Yemen is becoming more complicated, as civil-proxy wars are wont to become. Yemen is also being set back about a century, through destruction by native rivals and foreign Arab invaders. The Saudi-United Arab Emirates (UAE) bombers/invaders have acquired, bought or rented, a gaggle of questionable hungry allies (Sudan, Eritrea, humorless Jordan, among other Arab payees). The Western powers, especially the US and Britain, are also helping the attackers. They are siding against the wild Houthis and the Yemeni army, the side that fights Al-Qaeda (AQAP) and the Islamic State. The Westerners don’t get paid directly, but they expect fat contracts from the Saudis and Emiratis for weapons and their services.

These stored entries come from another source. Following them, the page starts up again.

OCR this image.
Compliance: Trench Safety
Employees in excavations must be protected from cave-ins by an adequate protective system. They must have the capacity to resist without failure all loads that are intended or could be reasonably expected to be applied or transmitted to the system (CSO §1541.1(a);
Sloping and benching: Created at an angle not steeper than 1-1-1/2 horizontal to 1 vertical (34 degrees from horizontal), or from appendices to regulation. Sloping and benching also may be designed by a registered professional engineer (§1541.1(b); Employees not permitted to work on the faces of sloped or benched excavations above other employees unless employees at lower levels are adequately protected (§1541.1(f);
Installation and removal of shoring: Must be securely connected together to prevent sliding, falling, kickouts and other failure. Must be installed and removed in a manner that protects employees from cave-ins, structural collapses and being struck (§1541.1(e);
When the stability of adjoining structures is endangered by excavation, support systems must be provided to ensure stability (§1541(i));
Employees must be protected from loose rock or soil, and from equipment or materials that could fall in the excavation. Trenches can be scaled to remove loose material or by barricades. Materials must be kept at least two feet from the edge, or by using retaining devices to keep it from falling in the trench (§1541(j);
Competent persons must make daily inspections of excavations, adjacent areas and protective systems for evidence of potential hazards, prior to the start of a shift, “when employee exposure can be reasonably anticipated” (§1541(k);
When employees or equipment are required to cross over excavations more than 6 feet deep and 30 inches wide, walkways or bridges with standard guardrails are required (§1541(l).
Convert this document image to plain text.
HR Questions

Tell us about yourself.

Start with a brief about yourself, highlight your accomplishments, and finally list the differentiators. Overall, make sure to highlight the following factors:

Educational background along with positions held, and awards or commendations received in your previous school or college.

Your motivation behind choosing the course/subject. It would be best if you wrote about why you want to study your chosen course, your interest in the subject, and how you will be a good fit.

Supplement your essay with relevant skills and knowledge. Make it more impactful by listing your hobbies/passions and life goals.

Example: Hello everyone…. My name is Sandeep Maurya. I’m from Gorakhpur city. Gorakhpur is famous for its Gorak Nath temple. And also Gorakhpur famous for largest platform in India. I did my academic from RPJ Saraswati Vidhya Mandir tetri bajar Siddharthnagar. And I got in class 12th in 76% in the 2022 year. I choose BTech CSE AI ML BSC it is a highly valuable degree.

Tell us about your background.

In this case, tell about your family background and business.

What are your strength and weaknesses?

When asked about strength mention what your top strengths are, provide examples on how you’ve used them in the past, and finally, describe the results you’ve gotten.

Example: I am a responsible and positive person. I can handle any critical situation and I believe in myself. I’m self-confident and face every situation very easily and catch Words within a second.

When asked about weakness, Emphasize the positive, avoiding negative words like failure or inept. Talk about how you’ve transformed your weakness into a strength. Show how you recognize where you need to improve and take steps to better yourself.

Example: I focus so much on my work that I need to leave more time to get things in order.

Now, in the service of the Saudi princes, the two Western powers are direct war allies of Sudan, whose dictator has been convicted by the ICC and is a wanted war criminal. The Sudanese soldiers under dictator Omar Al Bashir are probably among the least professional in the Arab world, and have a well-deserved reputation for raping and pillaging in their own country. And they are being used in the contested and divided city of Aden.
Now there are also some media reports of the UAE recruiting more Colombian mercenaries to send into the parts of Aden they are trying control. UAE, with a tiny citizen population of about one million who are unwilling to fight abroad, had started to hire a largely Colombian mercenary army after the Arab uprisings of 2011. Now some of these are reportedly poised to enter Yemen, if they re not there already.
To further complicate matters, or perhaps simplify them depending on your point of view, two new not-unexpected developments have occurred. Deposed former president Generalissimo Hadi Bin Zombie and his prime minister Bahah had managed to be flown into Aden by the Saudis. But the much-publicized return did not last. Soon both Bahah and Hadi fled Aden again to the safety of their Saudi hotels in Riyadh.
In the meantime, the Yemenis are countering the Saudi-UAE bombing and attempted invasion of their country in their own favorite way. They are making successful incursions into Saudi territory, often ejecting the inept Saudi garrisons and controlling towns and villages (that used to be part of Yemen some eighty years ago).